The effectiveness of an educator or spiritual advisor mirrors the extent of his own self reflection and self-criticism. This “knowledge of self” brings depth and substance to his teaching and lends integrity to his advice. The educator who daily reviews the details of his life, and corrects his behavior accordingly, will acquire the wisdom and humility to penetrate directly into the heart of his students; and it is a key criterion of spiritual education that it touch the heart as well as the mind. From such a teacher, the student learns to translate theory into action.
A story will illustrate this point. The Rebbe Tzemach Tzedek, the 19th century Hassidic Master, would periodically travel through the villages of White Russia with a small band of his students. They would stay a few days in each town and the Rebbe would spend the entire time seeing people one by one–answering questions, counseling, and giving blessings in addition to his teachings. His visits were a time of excitement and rejoicing. But one afternoon the Tzemach Tzedek excused himself from his routine and retired to his quarters. His students assumed that he was taking a nap and expected that he would return in an hour or so.
But after a much longer time passed, they became concerned and two of them went to see if there was any problem. As they approached the door, they heard him crying and reciting Psalms. The two reported what they had seen to the other students as well as the people in the waiting room, and they all began to say Psalms in support of the Rebbe.
After a while, the two returned to the Rebbe’s room, and found him reciting the afternoon prayers.

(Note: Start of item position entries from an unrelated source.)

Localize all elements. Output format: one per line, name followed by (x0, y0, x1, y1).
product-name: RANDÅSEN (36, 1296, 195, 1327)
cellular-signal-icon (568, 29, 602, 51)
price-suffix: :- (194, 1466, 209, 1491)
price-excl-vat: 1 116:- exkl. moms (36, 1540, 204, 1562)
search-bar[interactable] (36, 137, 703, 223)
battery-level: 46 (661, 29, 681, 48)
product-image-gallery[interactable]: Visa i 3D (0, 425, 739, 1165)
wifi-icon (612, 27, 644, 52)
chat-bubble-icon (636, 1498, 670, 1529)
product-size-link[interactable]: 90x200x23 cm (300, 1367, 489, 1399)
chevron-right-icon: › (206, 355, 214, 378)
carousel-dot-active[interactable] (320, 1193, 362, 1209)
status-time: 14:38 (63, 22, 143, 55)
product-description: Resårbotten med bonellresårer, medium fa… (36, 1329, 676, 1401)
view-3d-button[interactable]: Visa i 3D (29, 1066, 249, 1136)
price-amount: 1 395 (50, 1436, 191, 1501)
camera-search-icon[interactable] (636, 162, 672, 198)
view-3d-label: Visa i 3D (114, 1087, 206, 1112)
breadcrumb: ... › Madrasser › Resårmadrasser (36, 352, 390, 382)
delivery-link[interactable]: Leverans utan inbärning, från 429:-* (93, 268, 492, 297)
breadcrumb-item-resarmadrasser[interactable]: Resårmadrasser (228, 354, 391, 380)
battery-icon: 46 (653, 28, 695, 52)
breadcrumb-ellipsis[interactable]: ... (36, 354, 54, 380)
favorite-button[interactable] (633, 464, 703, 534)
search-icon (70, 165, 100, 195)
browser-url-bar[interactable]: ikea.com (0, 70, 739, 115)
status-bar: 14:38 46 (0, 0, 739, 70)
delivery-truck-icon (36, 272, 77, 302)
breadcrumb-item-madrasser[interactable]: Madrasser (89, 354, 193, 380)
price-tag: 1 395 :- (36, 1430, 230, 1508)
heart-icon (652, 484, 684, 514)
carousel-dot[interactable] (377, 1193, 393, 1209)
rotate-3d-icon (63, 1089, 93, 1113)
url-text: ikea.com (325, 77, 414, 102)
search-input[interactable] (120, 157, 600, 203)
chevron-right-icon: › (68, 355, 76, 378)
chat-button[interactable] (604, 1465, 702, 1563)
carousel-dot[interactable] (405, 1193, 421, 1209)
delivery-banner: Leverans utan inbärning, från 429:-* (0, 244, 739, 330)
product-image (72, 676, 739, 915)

But they noticed that he was adding the special insertions that are normally recited during the Ten Days of Awe between Rosh HaShanah and Yom Kippur, the time when the Jewish people are particularly involved in repentance. Everyone was frightened, concerned, and curious.
Later that evening, in the synagogue, the Rebbe spoke on the power of tears, Torah, and Psalms to cleanse the soul of its impurities. He rested the entire next day and only returned to receiving visitors on the day following.
Not knowing what to make of any of this, the students finally asked the Tzemach Tzedek what had happened. A wave of sadness passed across the Rebbe’s face, but he regained his composure and explained:
“When a person comes to me seeking advice for his problems, I find that subtle point in myself that exactly mirrors the blemish of his soul, and from that place of my own repentance, I suggest a solution. On that day, a person came with a story, and I was very disturbed by his words. Furthermore, I couldn’t find the subtle point of identification within myself. This was frightening because it meant that the fault was present but hidden in the subconscious depths of my heart, in which case its influence was not under my control. For this reason I immediately began to pray to bring this flaw out from a state of hiddeness, into a state of conscious awareness, and thereby place it under my control.”
This story is a lesson for all of us. Everyone assumes the role of educator sometime in life–whether in relation to friends seeking advice, parenting, marriage, or career; and everyone is responsible for drawing the good out of each of those situations. Similarly, the Torah obligates us to speak up when we see someone, who should know better, acting in violation of God’s law. And here as well, the obligation is to be effective. It is not sufficient to simply inform others of their error, rather we must communicate in such a way that they will want to receive the information and alter their behavior accordingly. This ability to touch the hearts of others is only possible if we follow the example of the Tzemach Tzedek, and relate to every imperfection we see outside ourselves as a mirror of an identical flaw within us.
Practically, this means that a particular period of time each day must be put aside for personality inventory, where we reflect upon at least two things: first we should review our day, examining our thoughts and behavior with an eye toward improving them; secondly, wherever we finds ourselves critical of, or irritated by, someone else, we should reflect upon the fact that our very reaction actually provides us with information about ourselves. We identify this information by naming the fault we see in the other person, and then, for the moment, assuming that it applies to us as well, though perhaps on a subtler and more hidden level. Next–and this is the hard part–we should try to verify this premise with concrete examples from our own behavior. Then during the day, when we catch ourselves judging the other person, we should immediately remember our own failings in that area, find instances during that very day or week where we displayed the same negative trait (even if no one saw), and resolve to correct the problem.